Expert:  Zoey_ JD replied 1 year ago.
http://www.bakers-legal-pages.com/fastlaws/cr2004/00000631.htm
Here you go. Section 2 of this law has been repealed as unconstitutional.
The actual Texas Speedy trial statute has no time limit. Texas uses the Barker v Wingo balancing test I mentioned in my first reply.
http://law.justia.com/codes/texas/2009/code-of-criminal-procedure/title-1-code-of-criminal-procedure/chapter-32a-speedy-trial
Customer: replied 1 year ago.
you just said it was 90 and you even obtainned it from A link, an official nayional site, now your saying theres no limit. Speedy trial always have a limit. Your going against what you said and why cant you give me the first link you gave me where you said it was 90 days in texas?

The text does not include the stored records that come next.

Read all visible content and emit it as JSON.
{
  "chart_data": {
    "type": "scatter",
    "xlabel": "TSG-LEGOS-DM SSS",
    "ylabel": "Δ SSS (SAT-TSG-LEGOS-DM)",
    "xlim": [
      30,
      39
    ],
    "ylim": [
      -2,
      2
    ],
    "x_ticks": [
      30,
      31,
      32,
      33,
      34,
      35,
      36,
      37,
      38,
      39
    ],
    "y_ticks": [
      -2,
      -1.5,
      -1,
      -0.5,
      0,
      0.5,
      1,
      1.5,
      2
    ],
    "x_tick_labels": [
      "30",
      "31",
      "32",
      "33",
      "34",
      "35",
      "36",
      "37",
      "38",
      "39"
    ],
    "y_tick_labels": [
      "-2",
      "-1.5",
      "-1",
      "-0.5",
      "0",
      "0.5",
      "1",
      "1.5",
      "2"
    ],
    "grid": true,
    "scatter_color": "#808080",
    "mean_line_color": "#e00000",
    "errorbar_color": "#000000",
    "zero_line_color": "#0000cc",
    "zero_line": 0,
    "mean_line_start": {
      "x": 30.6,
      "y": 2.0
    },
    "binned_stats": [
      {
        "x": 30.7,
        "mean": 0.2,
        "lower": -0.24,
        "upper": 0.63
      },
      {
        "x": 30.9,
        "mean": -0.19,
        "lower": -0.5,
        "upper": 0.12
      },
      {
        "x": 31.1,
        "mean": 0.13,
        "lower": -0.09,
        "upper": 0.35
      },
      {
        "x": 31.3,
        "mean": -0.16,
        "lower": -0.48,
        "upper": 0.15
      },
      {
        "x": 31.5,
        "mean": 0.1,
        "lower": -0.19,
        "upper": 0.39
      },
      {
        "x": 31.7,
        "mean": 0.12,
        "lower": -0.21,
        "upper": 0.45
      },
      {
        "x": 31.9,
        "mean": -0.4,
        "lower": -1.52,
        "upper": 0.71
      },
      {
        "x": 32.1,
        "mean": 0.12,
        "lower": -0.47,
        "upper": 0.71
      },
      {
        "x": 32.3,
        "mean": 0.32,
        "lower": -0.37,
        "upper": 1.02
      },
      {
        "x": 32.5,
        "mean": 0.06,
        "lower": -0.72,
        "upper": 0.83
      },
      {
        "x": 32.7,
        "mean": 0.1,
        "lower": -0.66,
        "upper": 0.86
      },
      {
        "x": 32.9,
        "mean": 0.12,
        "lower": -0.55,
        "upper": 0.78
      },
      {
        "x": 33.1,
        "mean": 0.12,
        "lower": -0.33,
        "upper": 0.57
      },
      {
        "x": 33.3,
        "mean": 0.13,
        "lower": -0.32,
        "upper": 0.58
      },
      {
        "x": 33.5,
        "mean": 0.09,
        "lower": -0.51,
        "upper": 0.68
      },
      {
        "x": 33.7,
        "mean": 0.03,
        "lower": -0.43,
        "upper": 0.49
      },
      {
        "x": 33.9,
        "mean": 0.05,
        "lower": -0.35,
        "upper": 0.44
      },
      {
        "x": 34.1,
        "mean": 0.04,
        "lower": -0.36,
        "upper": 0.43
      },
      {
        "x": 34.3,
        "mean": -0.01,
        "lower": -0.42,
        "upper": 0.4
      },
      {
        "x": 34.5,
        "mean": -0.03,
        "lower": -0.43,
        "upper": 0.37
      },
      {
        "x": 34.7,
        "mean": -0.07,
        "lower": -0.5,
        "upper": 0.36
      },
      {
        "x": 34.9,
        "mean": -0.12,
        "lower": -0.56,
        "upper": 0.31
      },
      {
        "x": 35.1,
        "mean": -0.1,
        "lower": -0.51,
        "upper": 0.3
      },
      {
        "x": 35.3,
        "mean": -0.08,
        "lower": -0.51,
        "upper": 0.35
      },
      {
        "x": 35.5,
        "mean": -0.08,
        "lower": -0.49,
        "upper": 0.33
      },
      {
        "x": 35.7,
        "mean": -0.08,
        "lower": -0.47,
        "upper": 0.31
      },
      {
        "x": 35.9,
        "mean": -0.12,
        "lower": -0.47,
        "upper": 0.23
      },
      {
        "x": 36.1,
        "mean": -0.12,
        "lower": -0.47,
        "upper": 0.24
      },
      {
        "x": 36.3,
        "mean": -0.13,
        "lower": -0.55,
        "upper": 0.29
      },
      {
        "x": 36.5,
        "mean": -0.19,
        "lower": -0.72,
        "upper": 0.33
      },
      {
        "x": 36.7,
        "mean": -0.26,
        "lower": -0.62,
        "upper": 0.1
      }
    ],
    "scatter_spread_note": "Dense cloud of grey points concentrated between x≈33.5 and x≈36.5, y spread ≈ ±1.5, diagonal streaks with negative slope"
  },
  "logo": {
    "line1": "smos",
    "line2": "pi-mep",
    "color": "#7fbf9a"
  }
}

Expert:  Zoey_ JD replied 1 year ago.
The link I gave you yesterday does not work today, and I do not know why. It was a Bill referencing the 90 day limit.
The first of two links I gave you today gives you section 32A.02 of the Texas Code of Criminal procedure. If you read it, you will see it mentions 90 days. The second section of that law has been repealed, but the 90 day rule is in the first section.
The second link is the actual speedy trial statute.
You need to be aware that despite what it says on paper, there's a 4 part balancing test that is going to get applied as mandated by the US Supreme Court, and the actual number of days you have been waiting is only one element to be considered and no more important than whether you've ever asserted your speedy trial rights, the reasons for the delay, and whether it has prejudiced you.
So don't tell me there's always a number. First of all that's not true in all states. Secondly, as you will no doubt find, on paper the number is ***** relevant than it is in practice. In court, it is just one element to be considered.